Fever that persists for at least 5 days plus at least 4 of the following:
- 1.
Bilateral conjunctival injection
- 2.
Changes of the lips and oral cavity
- 3.
Cervical lymphadenopathy
- 4.
Polymorphous exanthem
- 5.
Changes in the peripheral extremities or perineal area
Clinical presentation
KD is a triphasic disease consisting of an acute febrile period that lasts up to 14 days, a subacute phase of 2 to 4 weeks, and a convalescent phase that can last months to years. The acute period is characterized by a persistent and high (>38.5° C) fever. The fever is typically minimally responsive to antipyretics. The fever is likely related to elevated concentrations of proinflammatory cytokines, particularly interleukin-6 and tumor necrosis factor alpha (TNF-α). Conjunctivitis affects 85% of children and is bilateral, nonexudative, and limbic sparing. Other ocular symptoms include anterior uveitis, keratitis, papilledema, vitreous opacities, and subconjunctival hemorrhages ( Fig. 3 A). Oral mucosal changes may include dry and cracked lips and strawberry tongue. Cervical adenopathy is the least common of the diagnostic criteria, detectable in 25% of children. The adenopathy is usually unilateral and limited to the anterior cervical chain (see Fig. 3 B).
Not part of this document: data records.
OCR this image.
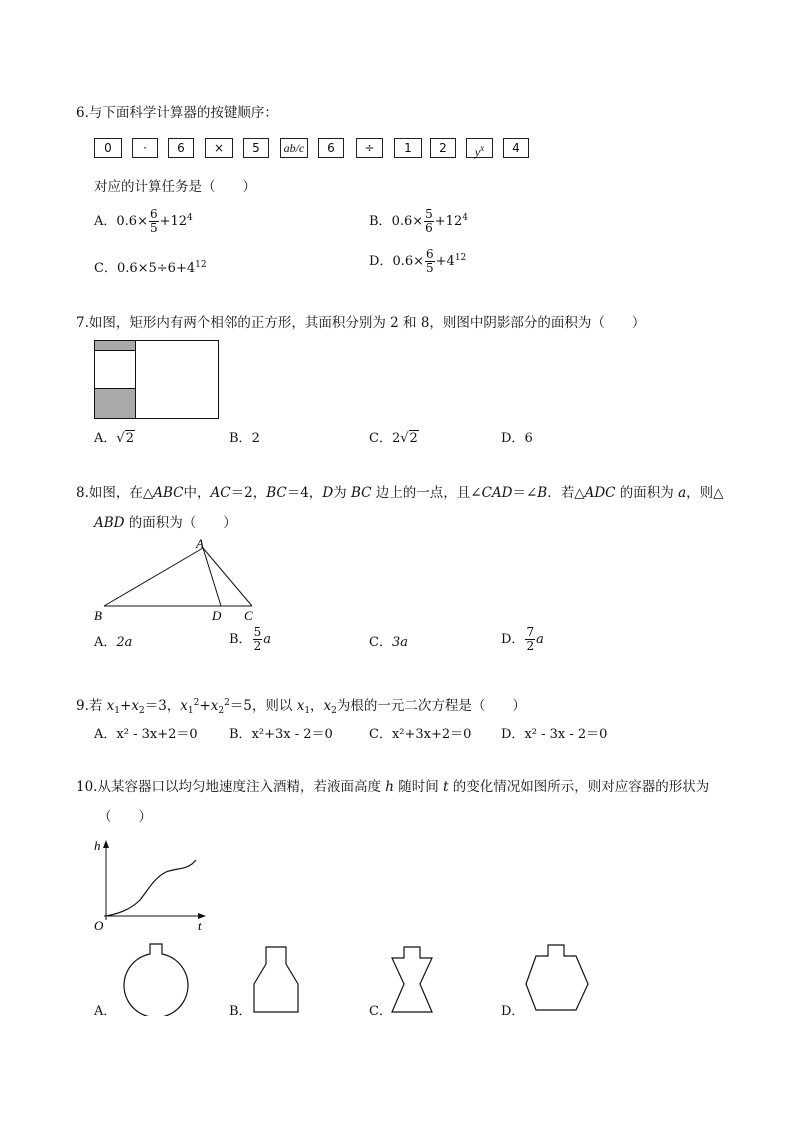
6.与下面科学计算器的按键顺序：
0	·	6	×	5	ab/c	6	÷	1	2	$y^x$	4
对应的计算任务是（　　）
A．$0.6\times \frac{6}{5} +12^4$	B．$0.6\times \frac{5}{6} +12^4$
C．$0.6\times 5\div 6+4^{12}$	D．$0.6\times \frac{6}{5} +4^{12}$
7.如图，矩形内有两个相邻的正方形，其面积分别为 2 和 8，则图中阴影部分的面积为（　　）
A．√2	B．2	C．2√2	D．6
8.如图，在△ABC中，AC＝2，BC＝4，D为 BC 边上的一点，且∠CAD＝∠B．若△ADC 的面积为 a，则△
ABD 的面积为（　　）
A
B	C
D
A．2a	B． $\frac{5}{2}$ a	C．3a	D． $\frac{7}{2}$ a
9.若 $x_1+x_2=3$，$x_1^2+x_2^2=5$，则以 $x_1$，$x_2$为根的一元二次方程是（　　）
A．x² - 3x+2＝0 B．x²+3x - 2＝0	C．x²+3x+2＝0 D．x² - 3x - 2＝0
10.从某容器口以均匀地速度注入酒精，若液面高度 h 随时间 t 的变化情况如图所示，则对应容器的形状为
（　　）
h
t
O
A．	B．	C．	D．
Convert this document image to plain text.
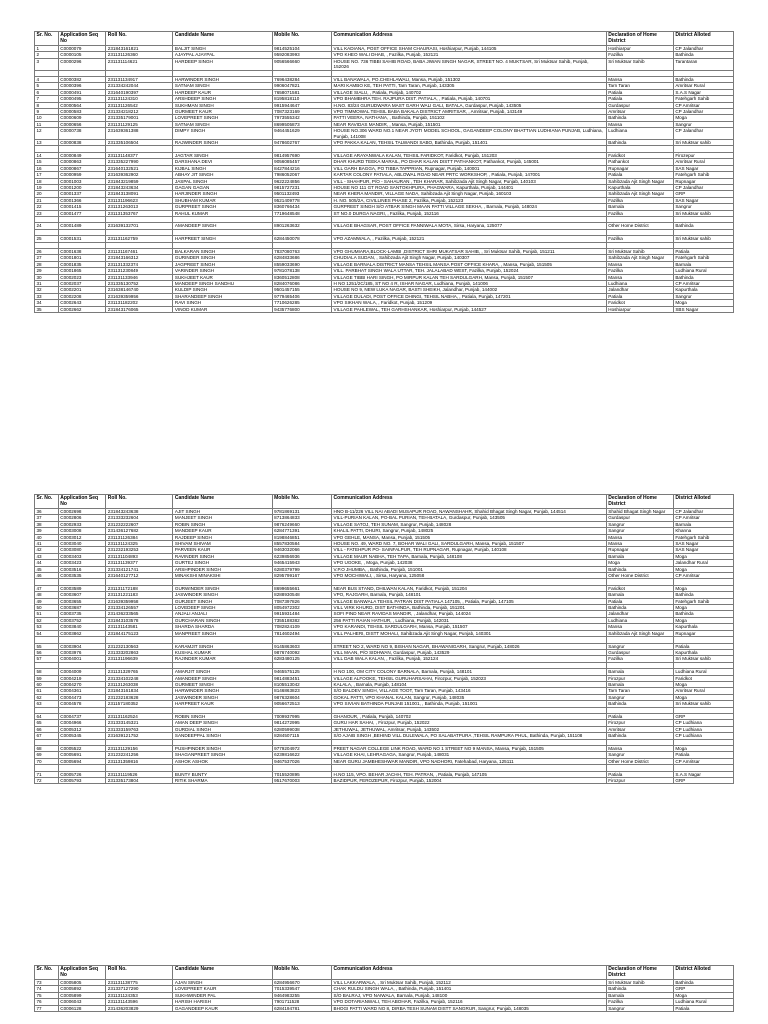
Sr. No.	Application Seq No	Roll No.	Candidate Name	Mobile No.	Communication Address	Declaration of Home District	District Alloted
1	C0000079	231843161821	BALJIT SINGH	9814525104	VILL KADIANA, POST OFFICE SHAM CHAURASI, Hoshiarpur, Punjab, 144105	Hoshiarpur	CP Jalandhar
2	C0000105	231131126360	AJAYPAL AJAYPAL	9592083993	VPO KHEO WALI DHAB, , Fazilka, Punjab, 152121	Fazilka	Bathinda
3	C0000296	231131114621	HARDEEP SINGH	9056566660	HOUSE NO. 736 TIBBI SAHIB ROAD, BABA JIWAN SINGH NAGAR, STREET NO. 4 MUKTSAR, Sri Muktsar Sahib, Punjab, 152026	Sri Muktsar Sahib	Tarantaran

4	C0000382	231131134917	HARWINDER SINGH	7696438284	VILL BANAWALA, PO.CHEHLAWALI, Mansa, Punjab, 151302	Mansa	Bathinda
5	C0000396	231334242044	SATNAM SINGH	9906047821	MARI KAMBO KE, TEH PATTI, Tarn Taran, Punjab, 143305	Tarn Taran	Amritsar Rural
6	C0000491	231640190397	HARDEEP KAUR	7658071581	VILLAGE SIALU, , Patiala, Punjab, 140702	Patiala	S.A.S Nagar
7	C0000495	231131124310	ARSHDEEP SINGH	8195818110	VPO BHAMBHRA TEH. RAJPURA DIST. PATIALA, , Patiala, Punjab, 140701	Patiala	Fatehgarh Sahib
8	C0000564	231131126542	SUKHMAN SINGH	9915944647	H.NO. 83/24 GURUDWARA MAST GARH WALI GALI, BATALA, Gurdaspur, Punjab, 143505	Gurdaspur	CP Amritsar
9	C0000583	231334218212	GURMEET KAUR	7087323169	VPO TIMMOWAL TEHSIL BABA BAKALA DISTRICT AMRITSAR, , Amritsar, Punjab, 143149	Amritsar	CP Jalandhar
10	C0000609	231335179001	LOVEPREET SINGH	7973555342	PATTI VEERA, NATHANA, , Bathinda, Punjab, 151102	Bathinda	Moga
11	C0000656	231131129125	SATNAM SINGH	8699505873	NEAR RAVIDAS MANDIR, , Mansa, Punjab, 151501	Mansa	Sangrur
12	C0000738	231639361388	DIMPY SINGH	9464451629	HOUSE NO.306 WARD NO.1 NEAR JYOTI MODEL SCHOOL, GAGANDEEP COLONY BHATTIAN LUDHIANA PUNJAB, Ludhiana, Punjab, 141008	Ludhiana	CP Jalandhar
13	C0000838	231335106504	RAJWINDER SINGH	9478602767	VPO PAKKA KALAN, TEHSIL TALWANDI SABO, Bathinda, Punjab, 151401	Bathinda	Sri Muktsar sahib

14	C0000849	231131148377	JAGTAR SINGH	9814957690	VILLAGE ARAYANWALA KALAN, TEHSIL FARIDKOT, Faridkot, Punjab, 151203	Faridkot	Firozepur
15	C0000863	231335227990	DARSHANA DEVI	9056085457	DHAR KHURD TEEKA MARAIL, PO DHAR KALAN DISTT PATHANKOT, Pathankot, Punjab, 145001	Pathankot	Amritsar Rural
16	C0000867	231640132521	KIJBAL SINGH	8427844216	VILL GARH BAGGA, PO TIBBA TAPPRIAN, Rupnagar, Punjab, 140001	Rupnagar	SAS Nagar
17	C0000959	231639362902	ABHAY JIT SINGH	7986052067	KARTAR COLONY PATIALA, ABLOWAL ROAD NEAR PRTC WORKSHOP, , Patiala, Punjab, 147001	Patiala	Fatehgarh Sahib
18	C0001003	231843219859	JASPAL SINGH	9622224856	VILL - SHAHPUR, P/O - SAHAURAN , TEH KHARAR, Sahibzada Ajit Singh Nagar, Punjab, 140103	Sahibzada Ajit Singh Nagar	Rupnagar
19	C0001200	231843243634	GAGAN GAGAN	9815727231	HOUSE NO 111 GT ROAD SANTOKHPURA, PHAGWARA, Kapurthala, Punjab, 144401	Kapurthala	CP Jalandhar
20	C0001337	231843138091	HARJINDER SINGH	9501132493	NEAR KHERA MANDIR, VILLAGE NADA, Sahibzada Ajit Singh Nagar, Punjab, 160103	Sahibzada Ajit Singh Nagar	GRP
21	C0001366	231131196623	SHUBHAM KUMAR	9521409778	H. NO. 505/2A, CIVILLINES PHASE 2, Fazilka, Punjab, 152123	Fazilka	SAS Nagar
22	C0001415	231131263013	GURPREET SINGH	8360766434	GURPREET SINGH S/O ATBAR SINGH MAAN PATTI VILLAGE SEKHA, , Barnala, Punjab, 148024	Barnala	Sangrur
23	C0001477	231131353767	RAHUL KUMAR	7719648548	ST NO.0 DURGA NAGRI, , Fazilka, Punjab, 152116	Fazilka	Sri Muktsar sahib

24	C0001489	231639132701	AMANDEEP SINGH	8901263632	VILLAGE BHAGSAR, POST OFFICE PANNIWALA MOTA, Sirsa, Haryana, 125077	Other Home District	Bathinda

25	C0001531	231131162759	HARPREET SINGH	6284450078	VPO AZAMWALA, , Fazilka, Punjab, 152121	Fazilka	Sri Muktsar sahib

26	C0001638	231131167461	BALKARAN SINGH	7837080763	VPO GHUMIARA,BLOCK-LAMBI ,DISTRICT SHRI MUKATSAR SAHIB, , Sri Muktsar Sahib, Punjab, 151211	Sri Muktsar Sahib	Patiala
27	C0001801	231843166312	GURINDER SINGH	6284833686	CHUDIALA SUDAN, , Sahibzada Ajit Singh Nagar, Punjab, 140307	Sahibzada Ajit Singh Nagar	Fatehgarh Sahib
28	C0001835	231131332374	JAGPREET SINGH	8559033690	VILLAGE BARNALA DISTRICT MANSA TEHSIL MANSA POST OFFICE KHARA, , Mansa, Punjab, 151505	Mansa	Barnala
29	C0001865	231131230849	VARINDER SINGH	9781078138	VILL. PARBHAT SINGH WALA UTTAR, TEH. JALALABAD WEST, Fazilka, Punjab, 152024	Fazilka	Ludhiana Rural
30	C0002023	231131133946	SUKHJEET KAUR	8360512808	VILLAGE TIBBI HARI SINGH, PO MIRPUR KALAN TEH SARDULGARH, Mansa, Punjab, 151507	Mansa	Bathinda
31	C0002037	231335130752	MANDEEP SINGH SANDHU	8284076086	H NO 1251/2C/185, ST NO 4 R, ISHAR NAGAR, Ludhiana, Punjab, 141006	Ludhiana	CP Amritsar
32	C0002201	231638146740	KULDIP SINGH	9501457155	HOUSE NO 9, NEW LUKA NAGAR, BASTI SHEIKH, Jalandhar, Punjab, 144002	Jalandhar	Kapurthala
33	C0002208	231639359956	SHARANDEEP SINGH	9779465406	VILLAGE DULADI, POST OFFICE DHINGI, TEHSIL NABHA, , Patiala, Punjab, 147201	Patiala	Sangrur
34	C0002643	231131182202	RAVI SINGH	7710626285	VPO SIKHAN WALA, , Faridkot, Punjab, 151209	Faridkot	Moga
35	C0002662	231843176065	VINOD KUMAR	9435776800	VILLAGE PAHLEWAL, TEH GARHSHANKAR, Hoshiarpur, Punjab, 144527	Hoshiarpur	SBS Nagar
Sr. No.	Application Seq No	Roll No.	Candidate Name	Mobile No.	Communication Address	Declaration of Home District	District Alloted
36	C0002698	231843243638	AJIT SINGH	9781869131	HNO B-11/226 VILL NAI ABADI MUSAPUR ROAD, NAWANSHAHR, Shahid Bhagat Singh Nagar, Punjab, 144514	Shahid Bhagat Singh Nagar	CP Jalandhar
37	C0002806	231333232604	MANJEET SINGH	8713864833	VILL-PURIAN KALAN, PO-BAL PURIAN, TEH-BATALA, Gurdaspur, Punjab, 143505	Gurdaspur	CP Amritsar
38	C0002933	231232222607	ROBIN SINGH	9876249660	VILLAGE SATOJ, TEH SUNAM, Sangrur, Punjab, 148028	Sangrur	Barnala
39	C0003008	231436127682	MANDEEP KAUR	6284771391	KHALIL PATTI, DHURI, Sangrur, Punjab, 148025	Sangrur	Khanna
40	C0003012	231131126384	RAJDEEP SINGH	8198846851	VPO GEHLE, MANSA, Mansa, Punjab, 151505	Mansa	Fatehgarh Sahib
41	C0003040	231131124325	SHIVAM SHIVAM	8557830584	HOUSE NO. 49, WARD NO. 7, BOHAR WALI GALI, SARDULGARH, Mansa, Punjab, 151507	Mansa	SAS Nagar
42	C0003080	231232193253	PARVEEN KAUR	9463032066	VILL - FATEHPUR PO- SAINFALPUR, TEH RUPNAGAR, Rupnagar, Punjab, 140108	Rupnagar	SAS Nagar
43	C0003403	231131104893	RAVINDER SINGH	6239856936	VILLAGE MAUR NABHA, TEH TAPA, Barnala, Punjab, 148108	Barnala	Moga
44	C0003423	231131139377	GURTEJ SINGH	9465415943	VPO UGOKE, , Moga, Punjab, 142038	Moga	Jalandhar Rural
45	C0003516	231334121741	ARSHPINDER SINGH	6280379799	V.P.O JHUMBA, , Bathinda, Punjab, 151001	Bathinda	Moga
46	C0003535	231640127712	MINAKSHI MINAKSHI	8295799167	VPO MOCHIWALI, , Sirsa, Haryana, 125058	Other Home District	CP Amritsar

47	C0003589	231131172188	GURWINDER SINGH	8699655661	NEAR BUS STAND, DHILWAN KALAN, Faridkot, Punjab, 151204	Faridkot	Moga
48	C0003607	231131221183	JASWINDER SINGH	8288930548	VPO, RAJGARH, Barnala, Punjab, 148101	Barnala	Bathinda
49	C0003655	231639359958	GURJEET SINGH	7087397826	VILLAGE BANWALA TEHSIL PATRAN DIST PATIALA 147105, , Patiala, Punjab, 147105	Patiala	Fatehgarh Sahib
50	C0003687	231334126557	LOVEDEEP SINGH	8054972302	VILL VIRK KHURD, DIST BATHINDA, Bathinda, Punjab, 151201	Bathinda	Moga
51	C0003735	231436233565	ANJALI ANJALI	9915931484	SOFI PIND NEAR RAVIDAS MANDIR, , Jalandhar, Punjab, 144024	Jalandhar	Bathinda
52	C0003752	231843103578	GURCHARAN SINGH	7355188382	256 PATTI RAIAN HATHUR, , Ludhiana, Punjab, 142031	Ludhiana	Moga
53	C0003840	231131143581	SHARDA SHARDA	7082824109	VPO KARANDI, TEHSIL SARDULGARH, Mansa, Punjab, 151507	Mansa	Kapurthala
54	C0003862	231844175123	MANPREET SINGH	7814602494	VILL PALHERI, DISTT MOHALI, Sahibzada Ajit Singh Nagar, Punjab, 140301	Sahibzada Ajit Singh Nagar	Rupnagar

55	C0003904	231232130563	KARAMJIT SINGH	9145863603	STREET NO 2, WARD NO 9, BISHAN NAGAR, BHAWANIGARH, Sangrur, Punjab, 148026	Sangrur	Patiala
56	C0003976	231333202863	KUSHAL KUMAR	9876740092	VILL MAAN, P/O SIDHWAN, Gurdaspur, Punjab, 143529	Gurdaspur	Kapurthala
57	C0004001	231131196639	RAJINDER KUMAR	6283480125	VILL DAB WALA KALAN, , Fazilka, Punjab, 152124	Fazilka	Sri Muktsar sahib

58	C0004009	231131329765	AMARJIT SINGH	9465575125	H NO 100, OM CITY COLONY BARNALA, Barnala, Punjab, 148101	Barnala	Ludhiana Rural
59	C0004219	231334102248	AMANDEEP SINGH	9814883451	VILLAGE ALFOOKE, TEHSIL GURUHARSAHAI, Firozpur, Punjab, 152023	Firozpur	Faridkot
60	C0004270	231131263038	GURMEET SINGH	8105513042	KALALA, , Barnala, Punjab, 148104	Barnala	Moga
61	C0004361	231843161834	HARWINDER SINGH	8146863823	S/O BALDEV SINGH, VILLAGE TOOT, Tarn Taran, Punjab, 143416	Tarn Taran	Amritsar Rural
62	C0004473	231232183628	JASWINDER SINGH	9876328604	GOKAL PATTI, VPO KHANAL KALAN, Sangrur, Punjab, 148035	Sangrur	Moga
63	C0004578	231157180352	HARPREET KAUR	9056672513	VPO SIVIAN BATHINDA PUNJAB 151001, , Bathinda, Punjab, 151001	Bathinda	Sri Muktsar sahib

64	C0004737	231131162524	ROBIN SINGH	7009937995	GHANOUR, , Patiala, Punjab, 140702	Patiala	GRP
65	C0004966	231333145321	AMAN DEEP SINGH	9814272995	GURU HAR SAHAI, , Firozpur, Punjab, 152022	Firozpur	CP Ludhiana
66	C0005312	231333159763	GURDIAL SINGH	6280599038	JETHUWAL, JETHUWAL, Amritsar, Punjab, 143502	Amritsar	CP Ludhiana
67	C0005345	231639121752	SANDEEPPAL SINGH	8284507115	S/O AJAIB SINGH ,BEHIND VILL DULEWALA, PO SALABATPURA ,TEHSIL RAMPURA PHUL, Bathinda, Punjab, 151108	Bathinda	CP Ludhiana

68	C0005522	231131129156	PUSHPINDER SINGH	9779204972	PREET NAGAR COLLEGE LINK ROAD, WARD NO 1 STREET NO 9 MANSA, Mansa, Punjab, 151505	Mansa	Moga
69	C0005691	231232241256	SHAGANPREET SINGH	6239816622	VILLAGE KHAI, LEHRAGAGA, Sangrur, Punjab, 148031	Sangrur	Patiala
70	C0005694	231131359816	ASHOK ASHOK	9467537026	NEAR GURU JAMBHESHWAR MANDIR, VPO NADHORI, Fatehabad, Haryana, 125111	Other Home District	CP Amritsar

71	C0005726	231131119526	BUNTY BUNTY	7015520895	H.NO 115, VPO. BEHAR JACHH, TEH. PATRAN, , Patiala, Punjab, 147105	Patiala	S.A.S Nagar
72	C0005793	231335173804	RITIK SHARMA	9517670003	BAZIDPUR, FEROZEPUR, Firozpur, Punjab, 152004	Firozpur	GRP
Sr. No.	Application Seq No	Roll No.	Candidate Name	Mobile No.	Communication Address	Declaration of Home District	District Alloted
73	C0005805	231131138775	AJAN SINGH	6284956670	VILL LAKKARWALA, , Sri Muktsar Sahib, Punjab, 152112	Sri Muktsar Sahib	Bathinda
74	C0005892	231337127290	LOVEPREET KAUR	7015339547	CHAK RULDU SINGH WALA, , Bathinda, Punjab, 151401	Bathinda	GRP
75	C0005899	231131124353	SUKHWINDER PAL	9464983255	S/O BALRAJ, VPO NAIWALA, Barnala, Punjab, 148100	Barnala	Moga
76	C0006043	231131143596	HARISH HARISH	7901711528	VPO DOTARIANWALI, TEH ABOHAR, Fazilka, Punjab, 152116	Fazilka	Ludhiana Rural
77	C0006128	231436203829	GAGANDEEP KAUR	6284194781	BHOGI PATTI WARD NO 8, DIRBA TESH SUNAM DISTT SANGRUR, Sangrur, Punjab, 148035	Sangrur	Patiala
Diffuse lymphadenopathy is unusual. The rash associated with KD is typically nonpruritic, macular, or target lesions on the trunk and extremities. A perineal rash that desquamates by the end of the first week is common. Early extremity changes include diffuse erythema of the palms and soles and swelling of the dorsum of the hands and feet (see Fig. 3 C); these changes usually last for fewer than 3 days. Sheetlike desquamation on the fingers and toes occurs toward the end of the acute phase.